Todavía más cambio es que comenzamos a concebir la escritura como una herramienta para comunicar más allá de nuestras fronteras naturales y temporales. Christian Bök en su proyecto Xenotext Experiment inocula un poema a una bacteria, la más resistente del planeta que puede sobrevivir al calor, al frío y hasta a la radiación. Esto le permitiría sobrevivir a una eventual destrucción de la Tierra y así, también el poema. Un poema que el ojo humano no puede apreciar pero que se espera que pueda leerse en un futuro por quién sabe quien una vez se haya extinguido la raza humana. El espacio urbano al que queremos comunicar se amplía por millones en espacio y en tiempo. El urbanismo que conocíamos hasta ahora pierde su sentido, la escala ya es interestelar. Que habitamos de una forma híbrida el espacio ya lo tenemos asumido, estamos físicamente aquí pero virtualmente conectados con cualquier otro rincón del planeta, pero se añade ahora la cuestión de que habitamos para tiempos muy alejados en sí. Ya no pensamos el espacio en tres dimensiones, sino en cuatro. Vemos en streaming un concierto y vamos comentándolo en la misma página y a tiempo real desde cualquier parte del mundo en cualquier huso horario. Intercambiamos con desconocidos, que tornan compañeros cercanos en cuanto coincides virtualmente en varios eventos.

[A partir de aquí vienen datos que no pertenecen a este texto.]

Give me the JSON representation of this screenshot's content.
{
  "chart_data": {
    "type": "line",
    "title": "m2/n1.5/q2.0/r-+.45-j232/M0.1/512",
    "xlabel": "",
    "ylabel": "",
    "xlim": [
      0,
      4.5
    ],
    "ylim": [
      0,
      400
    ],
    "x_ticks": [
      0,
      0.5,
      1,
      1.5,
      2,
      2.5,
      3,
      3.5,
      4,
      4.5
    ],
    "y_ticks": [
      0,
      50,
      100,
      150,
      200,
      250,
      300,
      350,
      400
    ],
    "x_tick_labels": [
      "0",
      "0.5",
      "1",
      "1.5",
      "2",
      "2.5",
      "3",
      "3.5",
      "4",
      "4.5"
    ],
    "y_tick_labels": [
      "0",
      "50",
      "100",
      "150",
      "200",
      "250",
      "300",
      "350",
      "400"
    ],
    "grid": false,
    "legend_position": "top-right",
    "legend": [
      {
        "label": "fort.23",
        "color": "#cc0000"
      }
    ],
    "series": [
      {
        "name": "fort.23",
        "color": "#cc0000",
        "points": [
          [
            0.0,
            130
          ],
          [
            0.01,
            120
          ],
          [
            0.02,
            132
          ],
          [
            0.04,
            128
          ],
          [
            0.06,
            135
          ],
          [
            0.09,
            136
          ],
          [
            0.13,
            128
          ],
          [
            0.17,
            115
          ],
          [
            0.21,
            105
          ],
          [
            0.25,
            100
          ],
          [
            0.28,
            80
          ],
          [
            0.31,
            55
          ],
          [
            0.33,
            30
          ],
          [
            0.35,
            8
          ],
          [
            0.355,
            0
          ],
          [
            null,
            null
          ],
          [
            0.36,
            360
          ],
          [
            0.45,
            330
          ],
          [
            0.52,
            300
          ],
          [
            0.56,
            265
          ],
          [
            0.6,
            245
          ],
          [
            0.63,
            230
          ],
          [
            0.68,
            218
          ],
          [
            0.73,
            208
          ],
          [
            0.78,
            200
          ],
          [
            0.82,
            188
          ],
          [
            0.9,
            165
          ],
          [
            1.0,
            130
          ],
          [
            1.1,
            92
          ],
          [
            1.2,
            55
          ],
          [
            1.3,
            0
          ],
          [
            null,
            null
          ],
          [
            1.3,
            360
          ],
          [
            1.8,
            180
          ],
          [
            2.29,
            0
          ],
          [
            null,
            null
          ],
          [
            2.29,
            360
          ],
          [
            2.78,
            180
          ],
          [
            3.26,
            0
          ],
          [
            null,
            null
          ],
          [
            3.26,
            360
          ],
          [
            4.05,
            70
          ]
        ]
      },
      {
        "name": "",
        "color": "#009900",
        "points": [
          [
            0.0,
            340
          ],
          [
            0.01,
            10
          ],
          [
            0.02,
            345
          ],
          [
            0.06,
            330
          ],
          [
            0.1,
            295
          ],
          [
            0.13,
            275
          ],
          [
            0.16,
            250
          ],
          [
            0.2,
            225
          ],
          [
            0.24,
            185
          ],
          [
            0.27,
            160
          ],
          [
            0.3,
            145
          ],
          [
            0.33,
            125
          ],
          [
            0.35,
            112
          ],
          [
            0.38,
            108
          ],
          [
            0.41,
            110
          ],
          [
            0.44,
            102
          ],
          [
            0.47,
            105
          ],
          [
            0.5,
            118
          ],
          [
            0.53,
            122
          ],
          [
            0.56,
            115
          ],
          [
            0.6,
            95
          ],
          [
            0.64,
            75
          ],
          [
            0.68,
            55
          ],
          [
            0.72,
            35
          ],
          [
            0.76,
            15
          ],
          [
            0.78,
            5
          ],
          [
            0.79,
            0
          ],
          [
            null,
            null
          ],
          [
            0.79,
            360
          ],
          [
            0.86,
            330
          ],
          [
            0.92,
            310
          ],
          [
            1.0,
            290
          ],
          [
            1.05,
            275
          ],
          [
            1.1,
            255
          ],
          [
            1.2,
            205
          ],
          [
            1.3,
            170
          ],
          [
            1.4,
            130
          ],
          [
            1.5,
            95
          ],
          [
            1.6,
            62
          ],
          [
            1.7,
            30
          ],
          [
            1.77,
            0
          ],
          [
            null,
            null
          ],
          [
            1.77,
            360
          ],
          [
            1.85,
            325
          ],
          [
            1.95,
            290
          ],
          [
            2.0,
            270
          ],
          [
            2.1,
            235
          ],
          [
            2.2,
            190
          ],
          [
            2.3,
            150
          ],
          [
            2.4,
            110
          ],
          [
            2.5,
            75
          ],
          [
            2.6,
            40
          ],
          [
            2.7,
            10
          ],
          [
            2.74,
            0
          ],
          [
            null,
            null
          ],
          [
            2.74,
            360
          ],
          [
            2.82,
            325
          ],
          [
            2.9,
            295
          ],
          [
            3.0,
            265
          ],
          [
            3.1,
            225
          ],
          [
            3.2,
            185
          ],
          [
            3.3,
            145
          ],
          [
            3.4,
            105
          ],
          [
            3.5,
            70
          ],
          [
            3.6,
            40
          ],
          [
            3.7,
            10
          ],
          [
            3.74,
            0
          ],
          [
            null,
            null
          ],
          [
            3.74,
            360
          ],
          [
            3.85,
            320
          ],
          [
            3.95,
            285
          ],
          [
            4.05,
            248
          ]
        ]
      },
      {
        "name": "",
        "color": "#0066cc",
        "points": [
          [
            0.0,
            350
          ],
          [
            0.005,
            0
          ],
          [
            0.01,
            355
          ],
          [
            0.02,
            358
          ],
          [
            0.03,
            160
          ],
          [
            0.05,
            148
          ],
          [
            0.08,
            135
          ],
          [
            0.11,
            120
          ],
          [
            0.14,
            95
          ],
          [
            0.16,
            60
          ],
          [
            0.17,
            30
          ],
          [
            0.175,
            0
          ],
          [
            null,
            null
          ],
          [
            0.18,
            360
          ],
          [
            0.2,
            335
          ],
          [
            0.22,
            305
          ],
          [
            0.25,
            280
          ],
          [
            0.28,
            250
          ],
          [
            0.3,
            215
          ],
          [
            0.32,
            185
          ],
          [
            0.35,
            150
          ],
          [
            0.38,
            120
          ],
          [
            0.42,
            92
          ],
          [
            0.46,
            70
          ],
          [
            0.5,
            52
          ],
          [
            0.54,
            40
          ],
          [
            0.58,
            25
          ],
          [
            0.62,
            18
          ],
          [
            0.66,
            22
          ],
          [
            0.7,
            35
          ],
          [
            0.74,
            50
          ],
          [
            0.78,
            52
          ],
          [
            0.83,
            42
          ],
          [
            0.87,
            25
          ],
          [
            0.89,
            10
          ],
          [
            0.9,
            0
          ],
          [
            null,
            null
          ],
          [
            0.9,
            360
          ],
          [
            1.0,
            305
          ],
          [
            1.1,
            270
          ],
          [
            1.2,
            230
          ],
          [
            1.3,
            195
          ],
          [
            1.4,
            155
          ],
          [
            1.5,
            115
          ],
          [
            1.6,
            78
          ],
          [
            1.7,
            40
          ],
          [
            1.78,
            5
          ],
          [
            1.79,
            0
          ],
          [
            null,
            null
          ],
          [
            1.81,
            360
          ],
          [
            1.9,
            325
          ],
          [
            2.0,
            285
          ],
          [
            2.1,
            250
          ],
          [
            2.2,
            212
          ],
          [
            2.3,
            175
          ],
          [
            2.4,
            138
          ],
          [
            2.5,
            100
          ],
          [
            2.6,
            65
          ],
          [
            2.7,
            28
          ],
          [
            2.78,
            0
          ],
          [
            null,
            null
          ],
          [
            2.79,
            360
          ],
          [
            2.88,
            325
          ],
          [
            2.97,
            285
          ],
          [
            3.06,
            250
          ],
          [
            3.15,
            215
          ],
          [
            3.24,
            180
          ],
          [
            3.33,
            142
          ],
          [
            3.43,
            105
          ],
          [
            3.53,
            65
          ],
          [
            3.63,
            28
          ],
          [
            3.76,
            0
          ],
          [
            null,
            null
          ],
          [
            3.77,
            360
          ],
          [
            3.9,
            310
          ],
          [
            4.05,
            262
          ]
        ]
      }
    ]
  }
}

En paralelo a los beneficios indiscutibles de la liberación de las fronteras físicas para el intercambio de conocimiento cabe preguntarse mucho al respecto de sus consecuencias negativas, desde cómo puede afectar cambiar el aire libre por los pixeles al problema de la adicción, retratado en el estremecedor documental Web junkie.

La tecnología avanza sin duda a una velocidad mayor de lo que evolucionamos nuestra capacidad para apoderarnos de ella, lo que puede ocasionar un cierto desfase que nos haga perdernos en un nuevo universo que aun no dominamos del todo. Somos la generación bisagra y falta una actualización urgente de los sistemas educativos que nos permitan entender y dominar las posibilidades de la red para evitar que, no al contrario, ésta nos domine a nosotros. Nos enfrentarnos a este nuevo mundo virtual que nos rodea por nuestra cuenta, de forma autodidacta, lo que puede desencadenar vicios o malos hábitos pero que potencia fuertemente nuestra capacidad personal de reacción y autoaprendizaje. Nunca el ser humano había vivido tan alerta, nos reseteamos al ritmo que descargamos la siguiente actualización.